A l’affiche : The Father, un film français de Florian Zeller, avec Anthony Hopkins (Anthony, le père), Olivia Colman (Anne, la fille), Rufus Sewell (Paul, le « quelqu’un » d’Anne qui a « rencontré quelqu’un » !)  adapté de la pièce de théâtre, « Le Père », (2012) du même Florian Zeller.

Après La (médiocre) Finale, et le bon Remember me… The Father est notre 3ème film sur la maladie d’Alzheimer. Une fois encore, il n’est pas à la hauteur de la bande annonce, et sa lenteur, et le fait qu’il ne s’y passe rien toujours dans le même décor, m’ont fait passer par quelques secondes d’ennui, quasi de somnolence. Néanmoins mon épouse y a revécu ce qu’elle a connu avec sa mère et, en ce sens, cette réalisation apparaît comme un véritable documentaire. Il ne vous prend pas « aux tripes » durant les 100 minutes de projection, mais c’est vrai qu’il nous a meublé l’esprit et alimenté la discussion pendant notre heure d’alimentation (terrestre) qui a suivi.

Constatons aussi que ce sujet permet aux acteurs d’accomplir une performance en s’imprégnant de personnages qui ne savent plus qui ils sont et ne reconnaissent pas leur entourage. 
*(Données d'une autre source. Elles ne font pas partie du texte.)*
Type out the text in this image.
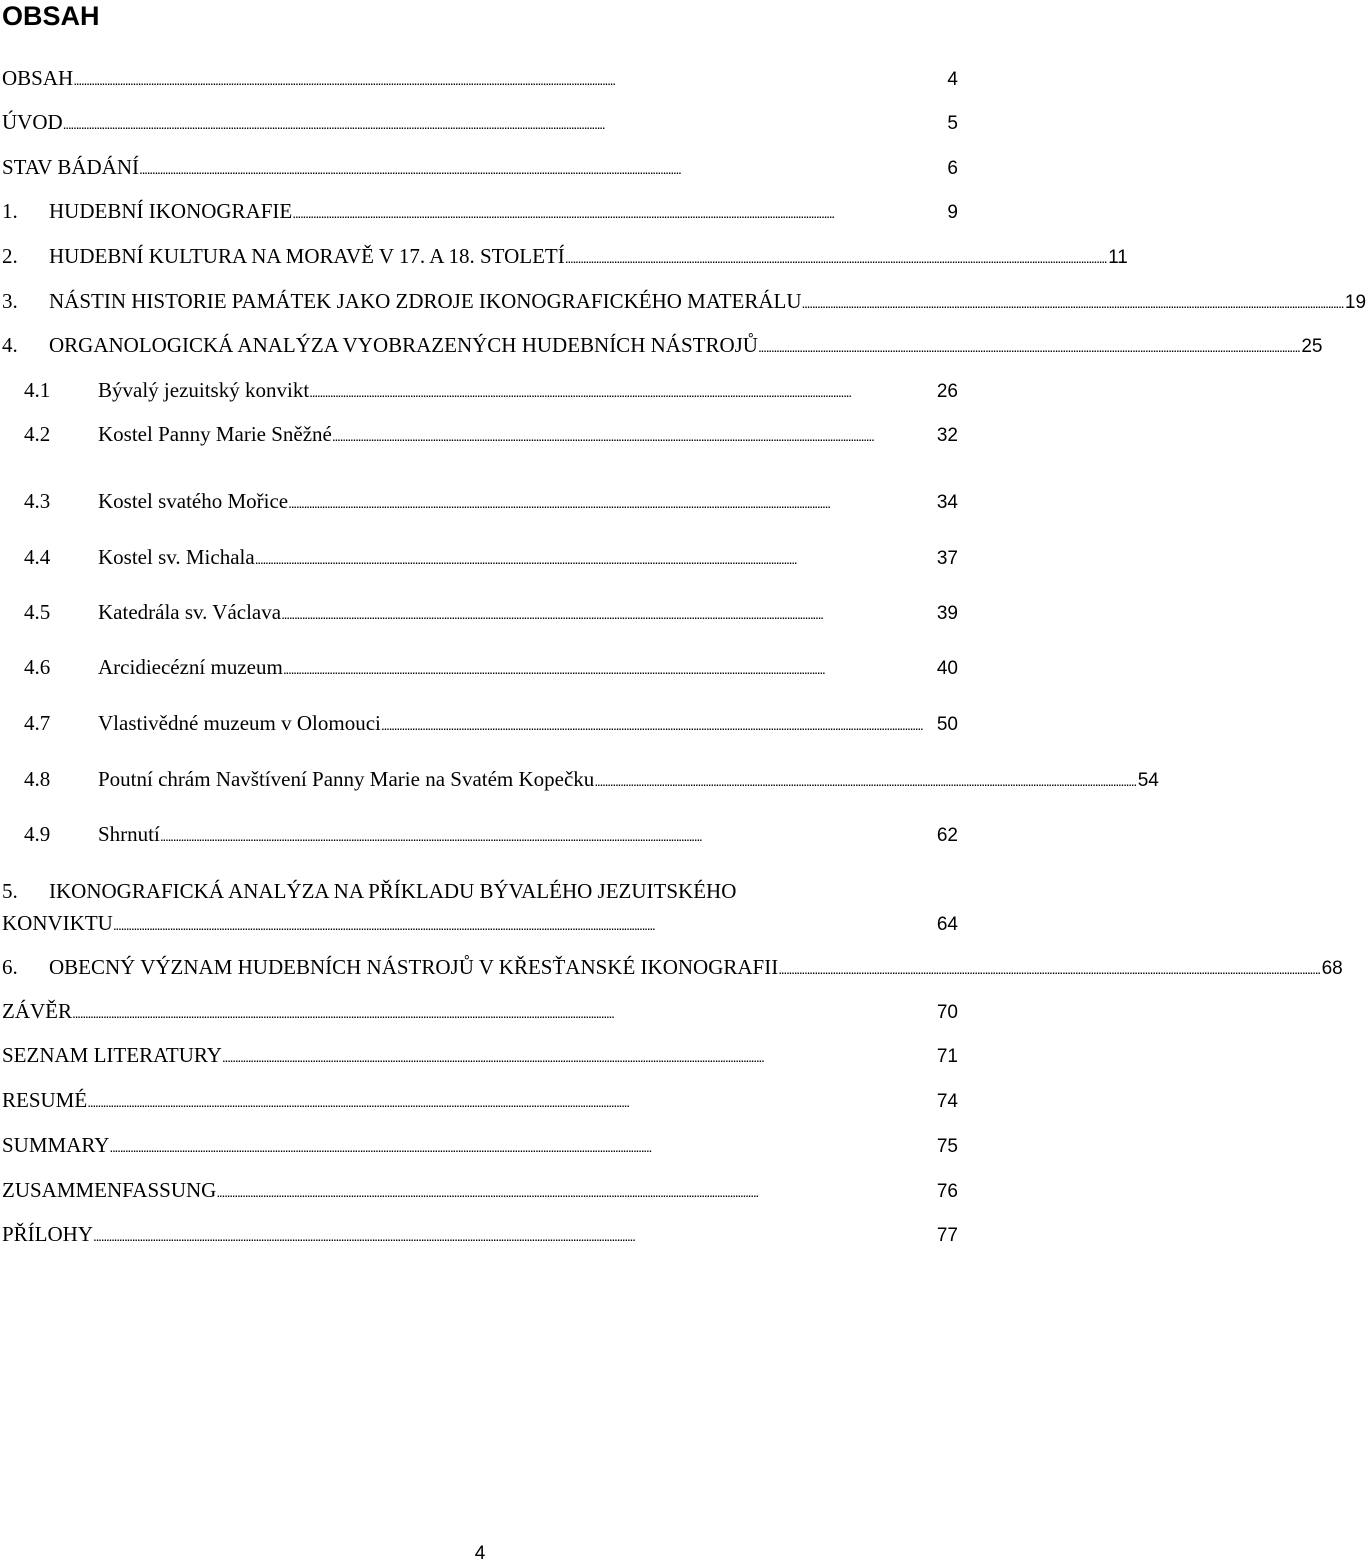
OBSAH
OBSAH . . .	4
ÚVOD . . .	5
STAV BÁDÁNÍ . . .	6
1.	HUDEBNÍ IKONOGRAFIE . . .	9
2.	HUDEBNÍ KULTURA NA MORAVĚ V 17. A 18. STOLETÍ . . .	11
3.	NÁSTIN HISTORIE PAMÁTEK JAKO ZDROJE IKONOGRAFICKÉHO MATERÁLU . . .	19
4.	ORGANOLOGICKÁ ANALÝZA VYOBRAZENÝCH HUDEBNÍCH NÁSTROJŮ . . .	25
4.1	Bývalý jezuitský konvikt . . .	26
4.2	Kostel Panny Marie Sněžné . . .	32
4.3	Kostel svatého Mořice . . .	34
4.4	Kostel sv. Michala . . .	37
4.5	Katedrála sv. Václava . . .	39
4.6	Arcidiecézní muzeum . . .	40
4.7	Vlastivědné muzeum v Olomouci . . .	50
4.8	Poutní chrám Navštívení Panny Marie na Svatém Kopečku . . .	54
4.9	Shrnutí . . .	62
5.	IKONOGRAFICKÁ ANALÝZA NA PŘÍKLADU BÝVALÉHO JEZUITSKÉHO
KONVIKTU . . .	64
6.	OBECNÝ VÝZNAM HUDEBNÍCH NÁSTROJŮ V KŘESŤANSKÉ IKONOGRAFII . . .	68
ZÁVĚR . . .	70
SEZNAM LITERATURY . . .	71
RESUMÉ . . .	74
SUMMARY . . .	75
ZUSAMMENFASSUNG . . .	76
PŘÍLOHY . . .	77
4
J’avais élevé sur le podium l’interprétation de Thierry Lhermitte dans La Finale ; de même je me souviens du bon jeu de Bruce Dern, et Le père Anthony Hopkins excelle à jouer et rejouer la même scène dans son ephad.
La palme, néanmoins, cette fois-ci, revient à Olivia Colman, qui aurait pu, qui aurait dû, être mise en valeur dans un titre différent du film, en français, La Fille.